Gov. Charlie Baker applauded the verdict and the response from state and local officials across the country who have enacted "significant law enforcement reforms, including here in Massachusetts.

“Massachusetts enacted one of the most comprehensive police training, transparency and accountability laws in the country at the end of last year. We owe it to all those whose lives have been lost to do all we can to successfully implement that law, and sustain its aspirations far into the future.”

Baker added, "Nothing can reverse the pain, suffering and agony of George Floyd’s family and friends, but this decision does make clear that Officer Chauvin was not above the law. He was given a fair trial, found guilty, and he will pay a price for his actions."
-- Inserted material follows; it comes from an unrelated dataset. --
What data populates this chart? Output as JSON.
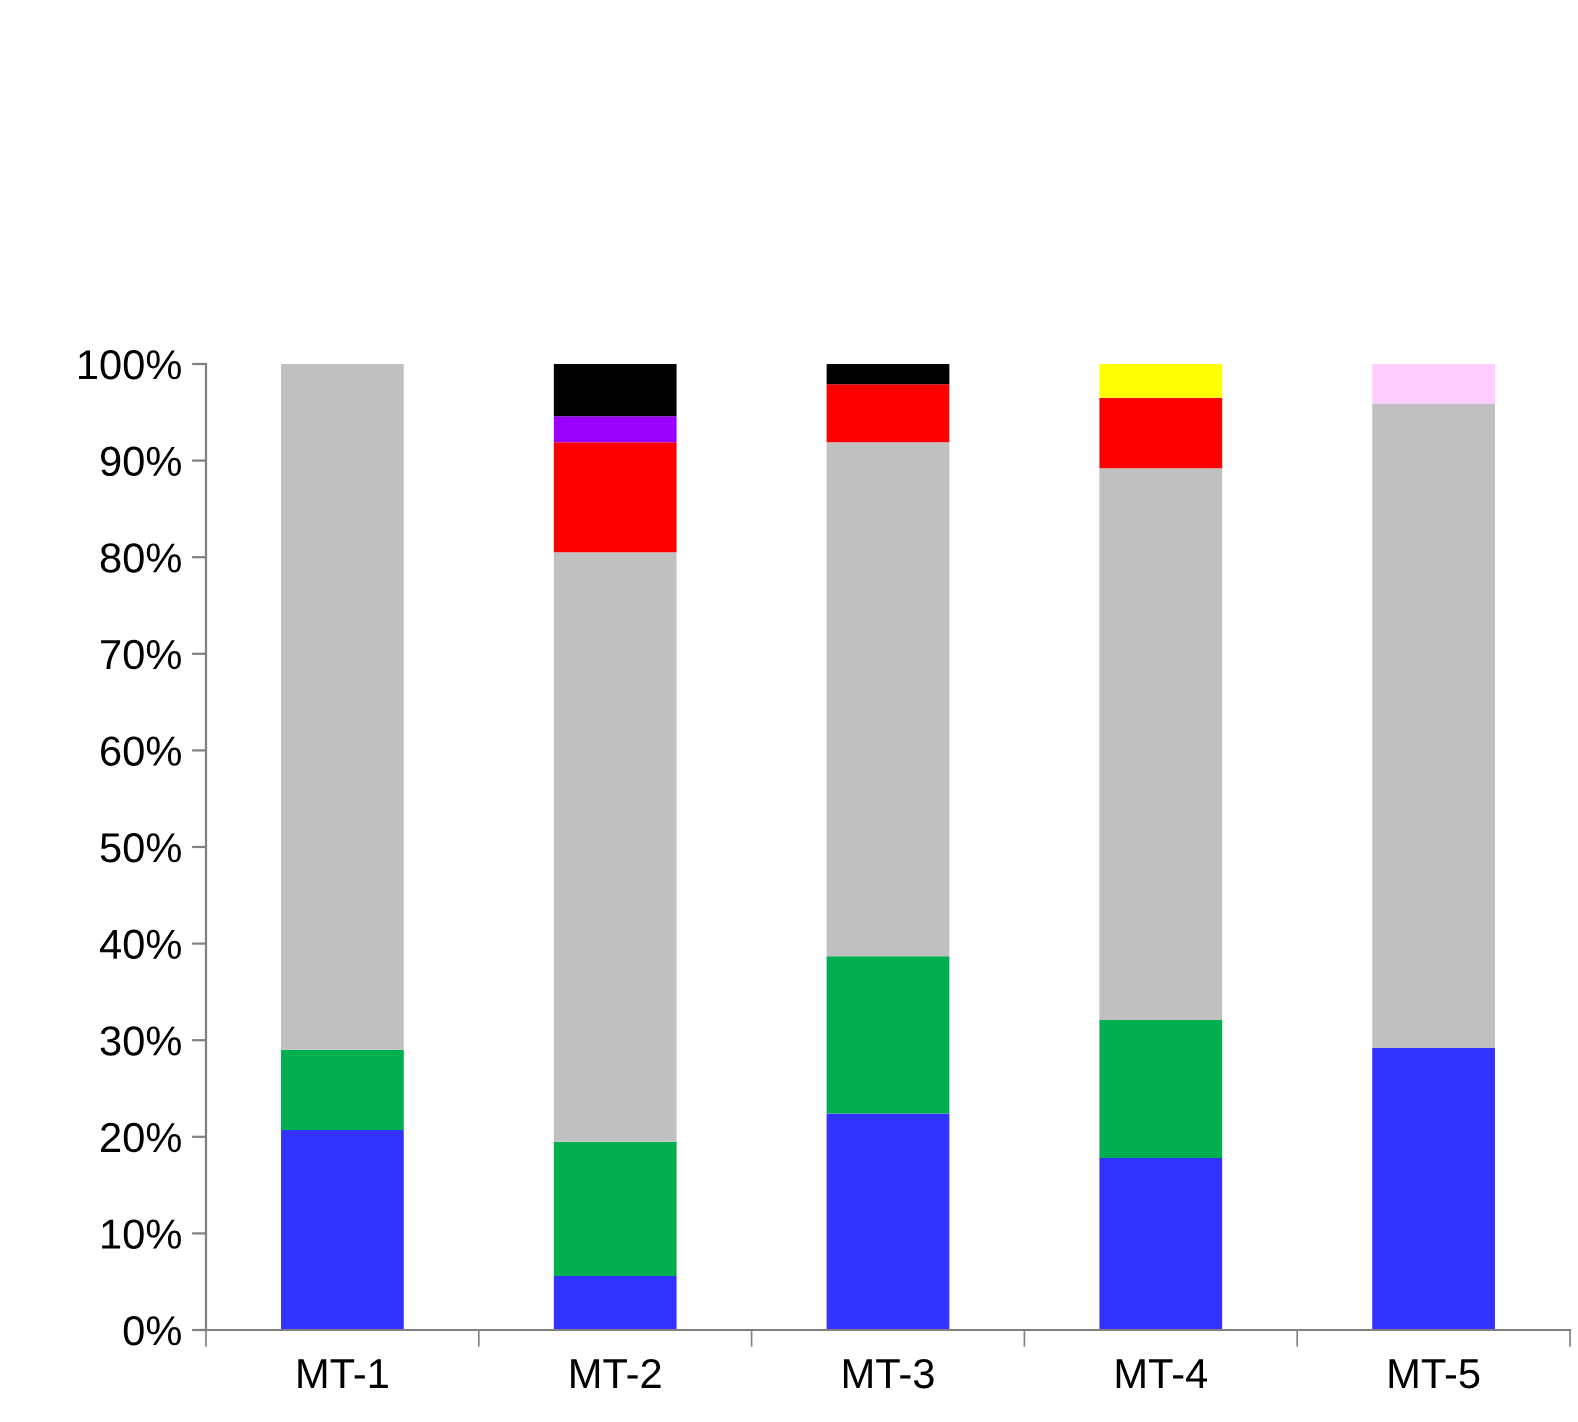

Baker signed an order that will make up to 1,000 members of the Massachusetts National Guard available in the event that local officials request their assistance in case of unrest in Boston.

“As we do for all potential large-scale gatherings in the Commonwealth, the Executive Office of Public Safety and Security has been working with our local, state, and federal partners to ensure public safety personnel can be on hand if the need arises,” said EOPSS Secretary Thomas Turco. “These are standard precautionary measures to protect the rights and safety of all residents, and there is no indication of any public safety risk in Massachusetts.”

Andover police Lt. Eddie Guy said members of the Andover Police Department were deployed to Boston as part of NEMLEC, a regional SWAT team.